Marion Cotillard dans La Môme, © 2007, AFP - Olivier Dahan, tous droits réservés
Vue de Paris, la remise des 65es Golden Globe Awards à Los Angeles, dimanche 14 janvier, fait figure de triomphe pour le cinéma français : le trophée de la meilleure actrice dans une comédie ou un film musical est allé à Marion Cotillard, pour son interprétation d'Edith Piaf dans La Môme, d'Olivier Dahan ; Le Scaphandre et le papillon, film français de l'Américain Julian Schnabel, l'a emporté dans les catégories meilleur film étranger et meilleur réalisateur.

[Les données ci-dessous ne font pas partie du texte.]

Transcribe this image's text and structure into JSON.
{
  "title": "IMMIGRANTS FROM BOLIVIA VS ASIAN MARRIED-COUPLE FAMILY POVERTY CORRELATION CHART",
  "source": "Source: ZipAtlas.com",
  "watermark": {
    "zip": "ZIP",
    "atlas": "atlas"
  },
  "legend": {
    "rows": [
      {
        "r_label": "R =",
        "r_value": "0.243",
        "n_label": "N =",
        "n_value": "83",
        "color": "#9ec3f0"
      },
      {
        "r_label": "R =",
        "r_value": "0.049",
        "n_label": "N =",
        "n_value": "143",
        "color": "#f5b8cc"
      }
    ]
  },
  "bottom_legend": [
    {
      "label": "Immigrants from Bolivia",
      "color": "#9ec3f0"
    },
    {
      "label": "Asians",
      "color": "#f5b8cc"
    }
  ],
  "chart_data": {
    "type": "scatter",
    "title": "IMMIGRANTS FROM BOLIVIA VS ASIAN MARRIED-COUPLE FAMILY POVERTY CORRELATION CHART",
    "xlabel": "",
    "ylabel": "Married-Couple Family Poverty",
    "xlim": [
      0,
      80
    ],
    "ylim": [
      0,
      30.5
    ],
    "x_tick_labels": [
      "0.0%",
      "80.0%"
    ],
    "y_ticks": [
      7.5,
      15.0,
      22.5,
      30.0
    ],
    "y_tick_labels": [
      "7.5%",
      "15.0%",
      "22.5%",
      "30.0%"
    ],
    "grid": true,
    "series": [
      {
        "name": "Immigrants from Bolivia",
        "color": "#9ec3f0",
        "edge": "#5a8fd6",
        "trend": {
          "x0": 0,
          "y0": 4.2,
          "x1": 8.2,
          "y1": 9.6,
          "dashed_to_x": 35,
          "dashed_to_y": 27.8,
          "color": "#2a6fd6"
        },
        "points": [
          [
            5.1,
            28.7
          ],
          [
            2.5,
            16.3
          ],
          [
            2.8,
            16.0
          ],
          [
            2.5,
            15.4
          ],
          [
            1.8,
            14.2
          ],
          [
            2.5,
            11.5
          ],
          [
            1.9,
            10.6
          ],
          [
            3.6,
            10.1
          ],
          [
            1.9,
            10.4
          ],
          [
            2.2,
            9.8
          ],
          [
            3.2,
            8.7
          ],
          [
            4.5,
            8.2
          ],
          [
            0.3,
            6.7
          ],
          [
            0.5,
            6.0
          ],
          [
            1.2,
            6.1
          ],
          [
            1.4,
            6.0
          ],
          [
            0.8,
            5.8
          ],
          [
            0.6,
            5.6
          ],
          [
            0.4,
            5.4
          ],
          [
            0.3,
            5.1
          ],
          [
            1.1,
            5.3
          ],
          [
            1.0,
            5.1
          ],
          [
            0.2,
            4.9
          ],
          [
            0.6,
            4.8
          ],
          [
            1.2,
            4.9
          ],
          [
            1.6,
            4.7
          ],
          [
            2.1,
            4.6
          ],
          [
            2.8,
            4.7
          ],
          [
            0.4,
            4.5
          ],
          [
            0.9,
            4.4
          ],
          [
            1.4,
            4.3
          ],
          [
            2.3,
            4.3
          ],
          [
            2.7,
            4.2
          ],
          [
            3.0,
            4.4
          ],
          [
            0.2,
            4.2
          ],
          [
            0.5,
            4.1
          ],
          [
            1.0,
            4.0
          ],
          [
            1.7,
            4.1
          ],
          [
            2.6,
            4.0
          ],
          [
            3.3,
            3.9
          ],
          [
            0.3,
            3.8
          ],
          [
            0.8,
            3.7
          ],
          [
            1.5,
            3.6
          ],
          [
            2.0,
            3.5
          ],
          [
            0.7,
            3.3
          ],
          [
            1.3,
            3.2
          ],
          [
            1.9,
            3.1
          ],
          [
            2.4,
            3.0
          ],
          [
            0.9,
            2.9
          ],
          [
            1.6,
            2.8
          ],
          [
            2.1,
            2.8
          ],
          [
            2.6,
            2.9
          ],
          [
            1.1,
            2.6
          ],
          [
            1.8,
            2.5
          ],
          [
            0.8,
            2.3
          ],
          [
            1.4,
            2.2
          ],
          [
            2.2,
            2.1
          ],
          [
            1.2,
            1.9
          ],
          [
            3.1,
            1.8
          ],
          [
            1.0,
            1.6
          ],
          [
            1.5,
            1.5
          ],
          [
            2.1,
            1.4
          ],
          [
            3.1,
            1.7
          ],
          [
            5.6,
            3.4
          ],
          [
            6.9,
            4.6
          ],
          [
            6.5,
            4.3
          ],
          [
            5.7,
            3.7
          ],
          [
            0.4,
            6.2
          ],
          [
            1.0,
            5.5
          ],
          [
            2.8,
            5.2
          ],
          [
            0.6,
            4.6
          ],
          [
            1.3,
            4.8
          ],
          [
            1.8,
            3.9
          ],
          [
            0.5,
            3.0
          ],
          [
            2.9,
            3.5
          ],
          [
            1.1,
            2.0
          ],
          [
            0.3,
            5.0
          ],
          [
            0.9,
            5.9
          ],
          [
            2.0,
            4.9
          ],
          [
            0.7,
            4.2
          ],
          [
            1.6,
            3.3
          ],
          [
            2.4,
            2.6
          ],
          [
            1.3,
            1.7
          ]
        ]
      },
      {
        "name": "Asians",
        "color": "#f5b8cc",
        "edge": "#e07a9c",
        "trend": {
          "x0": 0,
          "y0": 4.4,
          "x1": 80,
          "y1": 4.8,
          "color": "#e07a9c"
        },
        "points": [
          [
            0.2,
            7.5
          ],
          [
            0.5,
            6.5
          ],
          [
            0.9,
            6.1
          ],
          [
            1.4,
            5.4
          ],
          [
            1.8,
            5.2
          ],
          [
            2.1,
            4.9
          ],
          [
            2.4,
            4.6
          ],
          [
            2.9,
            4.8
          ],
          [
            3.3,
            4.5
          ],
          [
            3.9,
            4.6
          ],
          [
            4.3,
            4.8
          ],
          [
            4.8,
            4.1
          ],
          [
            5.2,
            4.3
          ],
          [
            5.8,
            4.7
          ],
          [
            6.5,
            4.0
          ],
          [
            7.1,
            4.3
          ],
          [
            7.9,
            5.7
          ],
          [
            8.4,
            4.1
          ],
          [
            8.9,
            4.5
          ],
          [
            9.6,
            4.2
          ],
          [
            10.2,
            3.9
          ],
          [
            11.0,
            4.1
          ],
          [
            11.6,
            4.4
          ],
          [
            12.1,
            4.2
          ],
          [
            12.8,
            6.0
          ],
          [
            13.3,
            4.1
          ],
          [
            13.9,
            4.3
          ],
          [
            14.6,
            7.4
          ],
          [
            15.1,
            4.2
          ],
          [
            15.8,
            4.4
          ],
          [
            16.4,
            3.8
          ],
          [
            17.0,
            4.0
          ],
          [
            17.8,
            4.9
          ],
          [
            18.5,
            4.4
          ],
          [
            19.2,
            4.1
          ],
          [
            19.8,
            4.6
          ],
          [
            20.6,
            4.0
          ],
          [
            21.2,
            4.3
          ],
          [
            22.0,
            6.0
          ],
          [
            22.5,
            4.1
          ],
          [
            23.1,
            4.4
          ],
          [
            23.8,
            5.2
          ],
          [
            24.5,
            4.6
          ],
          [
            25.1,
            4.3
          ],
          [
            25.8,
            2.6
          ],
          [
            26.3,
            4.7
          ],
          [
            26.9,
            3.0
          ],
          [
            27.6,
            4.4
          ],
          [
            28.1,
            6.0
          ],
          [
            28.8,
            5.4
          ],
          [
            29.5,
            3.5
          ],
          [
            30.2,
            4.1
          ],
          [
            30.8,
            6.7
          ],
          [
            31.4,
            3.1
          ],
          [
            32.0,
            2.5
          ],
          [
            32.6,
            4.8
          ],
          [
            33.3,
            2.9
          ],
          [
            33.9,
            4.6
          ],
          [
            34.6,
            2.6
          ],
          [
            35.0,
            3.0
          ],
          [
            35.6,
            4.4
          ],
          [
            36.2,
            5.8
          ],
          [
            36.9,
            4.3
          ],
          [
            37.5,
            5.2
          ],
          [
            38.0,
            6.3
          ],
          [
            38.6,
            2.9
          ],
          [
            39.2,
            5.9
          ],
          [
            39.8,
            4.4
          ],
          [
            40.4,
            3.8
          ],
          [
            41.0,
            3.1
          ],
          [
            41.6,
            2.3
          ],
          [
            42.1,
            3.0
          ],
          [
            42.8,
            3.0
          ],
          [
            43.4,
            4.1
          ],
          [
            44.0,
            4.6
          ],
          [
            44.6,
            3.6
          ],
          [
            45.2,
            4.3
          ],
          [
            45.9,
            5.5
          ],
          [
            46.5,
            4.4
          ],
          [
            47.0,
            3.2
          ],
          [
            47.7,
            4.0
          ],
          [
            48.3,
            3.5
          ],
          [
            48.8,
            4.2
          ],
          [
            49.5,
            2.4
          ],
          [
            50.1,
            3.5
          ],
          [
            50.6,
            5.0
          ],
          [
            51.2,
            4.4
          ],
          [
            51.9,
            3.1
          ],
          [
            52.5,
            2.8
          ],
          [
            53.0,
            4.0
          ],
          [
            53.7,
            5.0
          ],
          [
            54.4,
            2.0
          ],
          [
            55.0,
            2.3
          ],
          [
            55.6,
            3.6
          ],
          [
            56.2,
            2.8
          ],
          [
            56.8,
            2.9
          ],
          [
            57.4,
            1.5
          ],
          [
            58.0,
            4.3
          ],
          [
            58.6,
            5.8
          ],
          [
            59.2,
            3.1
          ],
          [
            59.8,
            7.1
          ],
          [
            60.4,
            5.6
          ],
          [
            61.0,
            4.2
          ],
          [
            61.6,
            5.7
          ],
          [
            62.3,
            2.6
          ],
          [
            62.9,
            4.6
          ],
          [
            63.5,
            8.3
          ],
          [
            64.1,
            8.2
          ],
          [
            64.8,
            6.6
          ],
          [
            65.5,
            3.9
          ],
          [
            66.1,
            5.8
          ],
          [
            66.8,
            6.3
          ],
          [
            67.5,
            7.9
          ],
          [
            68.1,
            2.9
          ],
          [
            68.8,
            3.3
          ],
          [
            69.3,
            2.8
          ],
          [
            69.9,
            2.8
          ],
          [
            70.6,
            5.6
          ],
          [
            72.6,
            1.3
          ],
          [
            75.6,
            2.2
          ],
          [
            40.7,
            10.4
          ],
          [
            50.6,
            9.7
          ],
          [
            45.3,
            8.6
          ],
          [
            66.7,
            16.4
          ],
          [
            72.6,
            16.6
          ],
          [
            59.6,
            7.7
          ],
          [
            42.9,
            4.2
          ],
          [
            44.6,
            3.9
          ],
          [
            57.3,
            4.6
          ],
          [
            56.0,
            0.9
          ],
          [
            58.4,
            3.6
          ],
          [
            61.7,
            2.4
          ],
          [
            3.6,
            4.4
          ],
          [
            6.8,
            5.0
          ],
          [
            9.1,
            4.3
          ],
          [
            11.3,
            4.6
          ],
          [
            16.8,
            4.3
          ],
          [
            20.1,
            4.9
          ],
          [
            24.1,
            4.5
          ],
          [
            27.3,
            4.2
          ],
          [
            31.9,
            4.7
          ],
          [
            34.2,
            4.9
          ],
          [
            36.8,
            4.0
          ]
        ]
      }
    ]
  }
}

Mais à Hollywood, cette distribution des prix décernés par l'association de la presse étrangère à Hollywood restera comme celle de la grève des scénaristes. Après que leur syndicat, la Writers Guild of America (WGA), eut menacé de former des piquets à l'entrée d'une éventuelle cérémonie, les acteurs ont renoncé à assister à la remise des prix et les organisateurs ont dû transformer cette répétition générale des Oscars en simple conférence de presse. Jointe au téléphone à Los Angeles, Marion Cotillard ne regrette pas le rituel d'une cérémonie traditionnelle : « J'ai pu vivre ce moment au milieu de tous les gens avec qui je travaille au jour le jour, en France comme aux Etats-Unis, des gens qui n'auraient pas forcément pu assister avec moi à la cérémonie », explique-t-elle.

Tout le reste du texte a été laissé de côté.